Looking at specific groups, the biggest rise occurred in the food and beverages category, which grew 0.6% month-over-month (m/m) after two months of contraction. The rise in food was driven by increases in lemons (+20.7%), tomatoes (+17.7%), and avocados (+7.2%). Y/Y Food CPI stands at 4.2%, above the general CPI. Other services grew 0.5% and represent the highest Y/Y growth, reaching 7.4%, showing some persistence in not trending downward in recent months. On the downside, Transportation CPI dropped 0.3% in the month as a result of lower oil prices in the domestic market. This group registered only 2.3% annual growth.

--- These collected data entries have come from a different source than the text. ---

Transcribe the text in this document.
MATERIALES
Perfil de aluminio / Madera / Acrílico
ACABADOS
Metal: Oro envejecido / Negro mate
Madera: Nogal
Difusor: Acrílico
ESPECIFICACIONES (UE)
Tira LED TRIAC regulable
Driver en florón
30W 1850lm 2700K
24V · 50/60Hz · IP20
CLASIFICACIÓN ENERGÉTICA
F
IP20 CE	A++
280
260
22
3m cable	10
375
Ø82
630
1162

The gap between Services and Goods CPI continued to narrow. Services posted a 4.3% annual growth in March, down from 4.6% in February. Goods CPI rose slightly to 3.0% Y/Y, up from 2.7% in February. The biggest drop in the non-core category was due to lower energy prices, stemming from both electricity tariffs and fuel. Energy CPI dropped 0.5%, while agricultural goods rose 0.4%.

The outlook for inflation in Mexico remains favorable. March CPI was in line with Banxico's scenario and will likely support another 50 bps cut at the next Banxico meeting. So far, the weakening of economic activity and tighter monetary conditions—stemming from the still-contractionary monetary policy—have persisted. The effect of possible tariffs and the uncertainty they are generating is still unclear; they could be inflationary due to a more depreciated exchange rate, or disinflationary due to reduced economic activity. For now, we tend to believe that if the impact is not neutral, it is likely to be disinflationary in the short term, which supports our view of Banxico moving rates toward neutral in 2025.